Friday, December 14, 2012

on being a wife

every year at this time i get sentimental. everyone does to an extent i think. and lately i've been thinking about what it means to be a wife. on the surface, a wife is a woman who is married that, stereotypically, keeps the house nice, cooks and bakes meals, and does sweet things for her husband.

i've been listening to K-Love and Moody Radio a lot recently. yesterday i caught a bit from a woman who learned how to be a wife from her grandmother. i found it interesting that she used the word "learned". there are a lot of things we learn from our family and i've always said that KJB and i have some great examples of marriages and relationships from which we can learn. but i have never actually thought about learning to be a wife. so i turned the volume up and let myself absorb what this woman had to say.

this woman's grandfather was nearing the end of his life and she got the feeling that he was waiting on something before he passed. the family kept praying that his pain would be removed and that God would take him home, because there was nothing else that could be done for him here. he slept the majority of the day and could no longer eat or drink. one day the woman brought her grandmother to see her husband, as she was living in a nursing home and could not see him every day. the woman moved her wheelchair close to the bed and laid her head under her husband chin and cried for him. she whispered to him how much she enjoyed her life with him, how she loved being his wife, and that it was okay for him to move on. and when she did that, the man opened his eyes, shed a tear and kissed his wife. the man passed away later that day, and the woman knew that her grandfather had been waiting for his wife to tell him it was alright. she said that she had watched her grandmother be a servant woman to the Lord and the kind of wife God wanted her to be. she was supportive of her husband, and loving most of all.
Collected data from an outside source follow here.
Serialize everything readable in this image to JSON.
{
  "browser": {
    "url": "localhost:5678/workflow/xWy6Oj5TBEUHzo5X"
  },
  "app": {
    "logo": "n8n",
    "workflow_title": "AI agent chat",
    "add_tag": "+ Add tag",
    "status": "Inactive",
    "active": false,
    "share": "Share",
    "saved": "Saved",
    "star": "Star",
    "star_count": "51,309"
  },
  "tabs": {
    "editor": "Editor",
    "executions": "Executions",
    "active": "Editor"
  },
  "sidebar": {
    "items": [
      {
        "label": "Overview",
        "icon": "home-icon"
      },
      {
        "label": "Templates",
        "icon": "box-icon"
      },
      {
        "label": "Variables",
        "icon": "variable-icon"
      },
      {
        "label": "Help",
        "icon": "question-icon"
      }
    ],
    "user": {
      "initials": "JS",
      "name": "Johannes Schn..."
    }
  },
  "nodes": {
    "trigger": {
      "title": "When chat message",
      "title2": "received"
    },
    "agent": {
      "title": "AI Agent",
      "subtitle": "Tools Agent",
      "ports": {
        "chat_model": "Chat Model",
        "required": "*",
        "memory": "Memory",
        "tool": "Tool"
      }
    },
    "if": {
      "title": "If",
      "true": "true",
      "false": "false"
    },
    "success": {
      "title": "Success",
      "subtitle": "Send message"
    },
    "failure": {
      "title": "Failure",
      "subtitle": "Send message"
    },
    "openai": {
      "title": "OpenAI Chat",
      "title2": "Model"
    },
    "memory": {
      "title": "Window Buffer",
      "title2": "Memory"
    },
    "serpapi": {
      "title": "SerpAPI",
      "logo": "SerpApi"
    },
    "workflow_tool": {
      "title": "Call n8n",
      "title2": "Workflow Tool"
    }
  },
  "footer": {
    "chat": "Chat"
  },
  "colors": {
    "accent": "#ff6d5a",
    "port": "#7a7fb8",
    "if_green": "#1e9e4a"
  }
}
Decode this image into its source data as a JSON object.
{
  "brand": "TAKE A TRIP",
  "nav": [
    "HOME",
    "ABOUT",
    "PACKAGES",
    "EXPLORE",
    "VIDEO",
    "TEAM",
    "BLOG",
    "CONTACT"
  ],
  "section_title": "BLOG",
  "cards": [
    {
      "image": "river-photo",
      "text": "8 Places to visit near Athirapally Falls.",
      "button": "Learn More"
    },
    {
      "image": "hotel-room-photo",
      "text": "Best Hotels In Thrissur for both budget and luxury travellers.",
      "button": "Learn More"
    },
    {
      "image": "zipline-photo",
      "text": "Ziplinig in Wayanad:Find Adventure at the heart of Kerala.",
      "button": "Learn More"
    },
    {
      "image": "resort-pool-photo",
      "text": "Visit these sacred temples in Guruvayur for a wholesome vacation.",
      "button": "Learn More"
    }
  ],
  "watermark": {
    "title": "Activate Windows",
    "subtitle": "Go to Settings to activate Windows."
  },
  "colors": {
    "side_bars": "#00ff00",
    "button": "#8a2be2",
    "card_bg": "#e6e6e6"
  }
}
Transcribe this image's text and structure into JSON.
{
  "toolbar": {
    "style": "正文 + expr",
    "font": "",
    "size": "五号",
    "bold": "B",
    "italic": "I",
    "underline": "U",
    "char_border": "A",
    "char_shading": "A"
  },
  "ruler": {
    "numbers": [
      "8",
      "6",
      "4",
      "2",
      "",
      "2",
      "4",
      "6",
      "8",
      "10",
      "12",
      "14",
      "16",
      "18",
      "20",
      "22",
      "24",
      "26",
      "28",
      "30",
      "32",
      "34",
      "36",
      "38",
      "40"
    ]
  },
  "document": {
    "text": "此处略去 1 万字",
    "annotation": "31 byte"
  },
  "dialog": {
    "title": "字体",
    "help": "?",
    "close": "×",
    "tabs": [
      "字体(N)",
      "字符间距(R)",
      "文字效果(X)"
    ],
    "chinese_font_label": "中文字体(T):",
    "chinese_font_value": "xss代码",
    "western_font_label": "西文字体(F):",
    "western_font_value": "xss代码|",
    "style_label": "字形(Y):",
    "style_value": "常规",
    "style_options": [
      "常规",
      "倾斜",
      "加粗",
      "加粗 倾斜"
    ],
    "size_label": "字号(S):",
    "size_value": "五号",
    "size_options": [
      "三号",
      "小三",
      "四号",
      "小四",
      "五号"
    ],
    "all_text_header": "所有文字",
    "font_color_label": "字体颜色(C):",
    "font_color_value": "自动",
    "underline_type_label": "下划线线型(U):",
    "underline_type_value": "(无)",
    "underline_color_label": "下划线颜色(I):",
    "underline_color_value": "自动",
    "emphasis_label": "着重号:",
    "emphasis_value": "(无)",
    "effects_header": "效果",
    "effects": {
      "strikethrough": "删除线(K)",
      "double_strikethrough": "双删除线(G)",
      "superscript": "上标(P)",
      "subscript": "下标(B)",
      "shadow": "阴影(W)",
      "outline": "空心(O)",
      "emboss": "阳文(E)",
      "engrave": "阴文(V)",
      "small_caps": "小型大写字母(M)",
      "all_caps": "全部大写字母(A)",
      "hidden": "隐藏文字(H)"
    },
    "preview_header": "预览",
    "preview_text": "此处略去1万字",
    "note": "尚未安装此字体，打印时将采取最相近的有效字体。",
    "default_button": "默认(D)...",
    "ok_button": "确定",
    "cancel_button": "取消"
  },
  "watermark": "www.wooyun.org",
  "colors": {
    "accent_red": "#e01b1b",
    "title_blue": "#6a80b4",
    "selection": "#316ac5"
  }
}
so it was decided, right there in my car while driving down the highway, i wanted to be the kind of wife that women could learn from. God wants me to be a wife that is supportive, subjective, respectful, and loving. and so that is what i want. am i going to screw up? inevitably. there will be times i don't like his decisions. there will be times when i get frustrated and angry. and that's okay because God didn't make me perfect. it will be with failure and grace, and failure and grace that i will do it.